DELİLLER VE GEREKÇE /
Davaya esas … 11. İcra Dairesinin … E. sayılı dosyası, takip konusu tutanaktır başlıklı 27.10.2013 tarihli belge, davacı tarafından sunulan temlik sözleşmesi, ibraname belgesi ve dayanılan tüm deliller celp edilip incelenmiştir.
Dava, İİK. 72. maddesine dayalı olarak açılan menfi tespit davasıdır.
Davacı taraf icra takibine konu olan borcun temlik ve ibra suretiyle ortadan kalktığını, bu sebeple takip dayanağı belge içeriğindeki borcunun sona erdiğini ileri sürmüş, davalı ise temlik ve ibranamenin gerçeği yansıtmadığı gibi avukat olan davacı ile kurulan vekalet ilişkisi çerçevesinde vekalet görevinin yerine getirilmediği, anlaşmaya varıldığı üzere tahsil davasının açılmadığı, bu sebeple açılacak davaya konu borcun, 27.10.2013 tarihli belgeden anlaşıldığı üzere davacı tarafından ödeneceğinin taahhüt edildiği, bu belgenin 3. kişinin fiilini taahhüt niteliğinde olduğunu belirterek haksız davanın reddini savunmuştur.

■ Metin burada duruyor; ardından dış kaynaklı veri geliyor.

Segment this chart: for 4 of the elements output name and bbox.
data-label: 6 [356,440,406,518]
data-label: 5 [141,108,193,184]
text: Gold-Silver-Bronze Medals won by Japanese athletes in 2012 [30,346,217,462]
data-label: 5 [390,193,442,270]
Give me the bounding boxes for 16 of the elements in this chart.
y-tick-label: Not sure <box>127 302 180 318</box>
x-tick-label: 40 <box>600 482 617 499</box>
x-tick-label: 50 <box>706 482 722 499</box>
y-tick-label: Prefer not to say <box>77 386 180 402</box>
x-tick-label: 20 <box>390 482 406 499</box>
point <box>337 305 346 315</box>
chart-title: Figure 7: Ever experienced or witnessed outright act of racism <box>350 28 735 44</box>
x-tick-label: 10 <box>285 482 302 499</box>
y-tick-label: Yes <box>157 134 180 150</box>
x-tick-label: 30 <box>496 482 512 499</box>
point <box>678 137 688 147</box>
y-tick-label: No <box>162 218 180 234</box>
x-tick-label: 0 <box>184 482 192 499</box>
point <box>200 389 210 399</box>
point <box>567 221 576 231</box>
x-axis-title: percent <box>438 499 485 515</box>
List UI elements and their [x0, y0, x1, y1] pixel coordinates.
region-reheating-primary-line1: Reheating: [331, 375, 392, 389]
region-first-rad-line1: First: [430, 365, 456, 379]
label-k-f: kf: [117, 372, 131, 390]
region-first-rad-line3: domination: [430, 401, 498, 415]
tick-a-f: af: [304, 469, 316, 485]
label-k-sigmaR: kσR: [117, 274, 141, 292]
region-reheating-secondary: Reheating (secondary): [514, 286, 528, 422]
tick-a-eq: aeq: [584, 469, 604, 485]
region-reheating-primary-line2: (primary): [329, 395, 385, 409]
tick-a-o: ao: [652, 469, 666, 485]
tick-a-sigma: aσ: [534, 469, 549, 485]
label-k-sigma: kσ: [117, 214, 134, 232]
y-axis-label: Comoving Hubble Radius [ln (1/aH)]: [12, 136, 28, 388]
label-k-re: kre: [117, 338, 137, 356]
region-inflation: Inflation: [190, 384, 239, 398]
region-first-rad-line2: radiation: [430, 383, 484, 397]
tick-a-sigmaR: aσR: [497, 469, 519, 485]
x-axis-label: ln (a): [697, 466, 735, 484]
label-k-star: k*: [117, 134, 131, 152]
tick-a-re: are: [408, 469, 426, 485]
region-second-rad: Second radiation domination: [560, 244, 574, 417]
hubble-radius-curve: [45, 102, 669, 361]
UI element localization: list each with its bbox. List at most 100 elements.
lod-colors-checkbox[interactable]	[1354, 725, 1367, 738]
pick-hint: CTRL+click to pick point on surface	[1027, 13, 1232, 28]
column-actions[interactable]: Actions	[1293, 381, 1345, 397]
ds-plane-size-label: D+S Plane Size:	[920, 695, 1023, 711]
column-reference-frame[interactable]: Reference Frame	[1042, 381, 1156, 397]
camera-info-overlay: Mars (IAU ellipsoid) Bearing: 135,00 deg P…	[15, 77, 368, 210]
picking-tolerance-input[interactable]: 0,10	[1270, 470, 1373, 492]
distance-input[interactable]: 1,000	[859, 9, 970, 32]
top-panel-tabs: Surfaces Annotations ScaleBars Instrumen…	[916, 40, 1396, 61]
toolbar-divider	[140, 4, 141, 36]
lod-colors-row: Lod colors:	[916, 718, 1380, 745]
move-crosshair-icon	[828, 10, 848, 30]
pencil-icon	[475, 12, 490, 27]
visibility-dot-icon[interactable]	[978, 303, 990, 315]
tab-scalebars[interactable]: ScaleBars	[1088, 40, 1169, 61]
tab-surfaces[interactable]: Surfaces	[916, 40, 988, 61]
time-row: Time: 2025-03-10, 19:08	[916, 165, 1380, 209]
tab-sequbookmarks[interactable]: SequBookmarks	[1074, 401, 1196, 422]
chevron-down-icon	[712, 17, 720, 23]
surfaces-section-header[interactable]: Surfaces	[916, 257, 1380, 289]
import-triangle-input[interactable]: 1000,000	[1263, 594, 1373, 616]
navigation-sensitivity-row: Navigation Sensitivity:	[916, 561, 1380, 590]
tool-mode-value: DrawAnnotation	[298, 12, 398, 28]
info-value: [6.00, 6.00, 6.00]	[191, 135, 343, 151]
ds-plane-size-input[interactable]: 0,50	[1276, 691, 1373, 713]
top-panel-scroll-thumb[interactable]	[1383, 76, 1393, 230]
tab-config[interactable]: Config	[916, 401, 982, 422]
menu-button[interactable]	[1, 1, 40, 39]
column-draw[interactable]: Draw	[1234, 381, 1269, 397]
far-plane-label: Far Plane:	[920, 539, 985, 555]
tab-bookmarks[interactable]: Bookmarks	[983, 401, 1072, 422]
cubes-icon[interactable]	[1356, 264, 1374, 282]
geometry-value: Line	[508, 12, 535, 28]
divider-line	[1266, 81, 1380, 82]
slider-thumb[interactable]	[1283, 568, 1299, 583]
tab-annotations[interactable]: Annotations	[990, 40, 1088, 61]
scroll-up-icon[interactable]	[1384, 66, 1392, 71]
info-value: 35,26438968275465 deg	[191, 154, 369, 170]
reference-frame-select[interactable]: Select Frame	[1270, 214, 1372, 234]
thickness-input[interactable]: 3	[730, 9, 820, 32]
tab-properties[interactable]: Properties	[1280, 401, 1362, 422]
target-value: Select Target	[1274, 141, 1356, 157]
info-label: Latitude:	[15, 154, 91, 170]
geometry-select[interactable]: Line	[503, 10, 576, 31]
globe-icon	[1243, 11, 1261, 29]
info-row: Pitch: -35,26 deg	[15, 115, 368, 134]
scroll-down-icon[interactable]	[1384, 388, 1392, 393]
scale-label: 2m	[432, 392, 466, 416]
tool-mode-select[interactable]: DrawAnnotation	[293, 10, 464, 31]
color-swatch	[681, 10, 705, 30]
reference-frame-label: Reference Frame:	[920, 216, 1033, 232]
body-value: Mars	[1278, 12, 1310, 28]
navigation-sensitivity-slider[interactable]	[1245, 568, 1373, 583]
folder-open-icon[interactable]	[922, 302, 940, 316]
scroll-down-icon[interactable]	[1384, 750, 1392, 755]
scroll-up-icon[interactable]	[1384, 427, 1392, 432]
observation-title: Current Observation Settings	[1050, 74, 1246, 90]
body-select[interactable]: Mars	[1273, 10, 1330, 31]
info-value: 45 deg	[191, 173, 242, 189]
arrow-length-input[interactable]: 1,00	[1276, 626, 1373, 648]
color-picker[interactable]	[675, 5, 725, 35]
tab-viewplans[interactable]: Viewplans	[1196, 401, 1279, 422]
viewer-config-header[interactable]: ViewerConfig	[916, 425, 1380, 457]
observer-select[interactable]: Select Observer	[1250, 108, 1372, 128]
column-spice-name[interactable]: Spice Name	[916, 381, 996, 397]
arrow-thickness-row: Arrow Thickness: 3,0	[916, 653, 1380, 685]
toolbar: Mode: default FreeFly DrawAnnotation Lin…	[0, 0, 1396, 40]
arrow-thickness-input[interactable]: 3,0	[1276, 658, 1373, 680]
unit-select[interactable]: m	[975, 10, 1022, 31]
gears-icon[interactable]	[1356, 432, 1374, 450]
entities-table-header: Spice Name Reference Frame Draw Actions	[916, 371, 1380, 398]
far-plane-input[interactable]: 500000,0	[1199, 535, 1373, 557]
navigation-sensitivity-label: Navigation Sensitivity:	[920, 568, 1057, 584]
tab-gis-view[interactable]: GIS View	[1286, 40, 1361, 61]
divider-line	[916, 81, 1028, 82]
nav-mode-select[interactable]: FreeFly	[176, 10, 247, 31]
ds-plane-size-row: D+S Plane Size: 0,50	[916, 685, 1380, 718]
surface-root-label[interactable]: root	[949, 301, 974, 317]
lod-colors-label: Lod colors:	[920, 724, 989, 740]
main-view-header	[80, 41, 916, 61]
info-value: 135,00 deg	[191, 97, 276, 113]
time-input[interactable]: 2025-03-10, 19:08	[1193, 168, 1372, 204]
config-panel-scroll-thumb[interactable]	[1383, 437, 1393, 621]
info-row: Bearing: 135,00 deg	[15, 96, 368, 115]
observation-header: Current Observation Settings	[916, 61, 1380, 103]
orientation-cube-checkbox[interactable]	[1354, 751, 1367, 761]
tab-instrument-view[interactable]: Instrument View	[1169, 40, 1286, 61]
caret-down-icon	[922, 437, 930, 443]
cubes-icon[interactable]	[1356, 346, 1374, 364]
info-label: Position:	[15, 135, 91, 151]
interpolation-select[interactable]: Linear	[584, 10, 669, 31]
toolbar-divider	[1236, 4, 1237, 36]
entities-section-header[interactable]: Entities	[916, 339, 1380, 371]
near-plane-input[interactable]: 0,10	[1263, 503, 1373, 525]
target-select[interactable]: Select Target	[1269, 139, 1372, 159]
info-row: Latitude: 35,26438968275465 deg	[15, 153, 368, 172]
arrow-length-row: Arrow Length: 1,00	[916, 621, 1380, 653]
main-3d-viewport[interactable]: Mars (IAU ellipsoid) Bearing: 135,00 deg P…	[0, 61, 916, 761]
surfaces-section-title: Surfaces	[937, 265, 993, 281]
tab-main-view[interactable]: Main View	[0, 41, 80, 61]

26/06/2012 tarihli, 6335 sayılı yasa ile değiştirilen TTK 4. maddesinde, Asliye Ticaret Mahkemesi ile Asliye Hukuk Mahkemesi ve diğer Hukuk Mahkemeleri arasındaki ilişkinin görev ilişkisi olup, bu durumda göreve ilişkin hükümlerin uygulanması gerektiği belirtilmiştir.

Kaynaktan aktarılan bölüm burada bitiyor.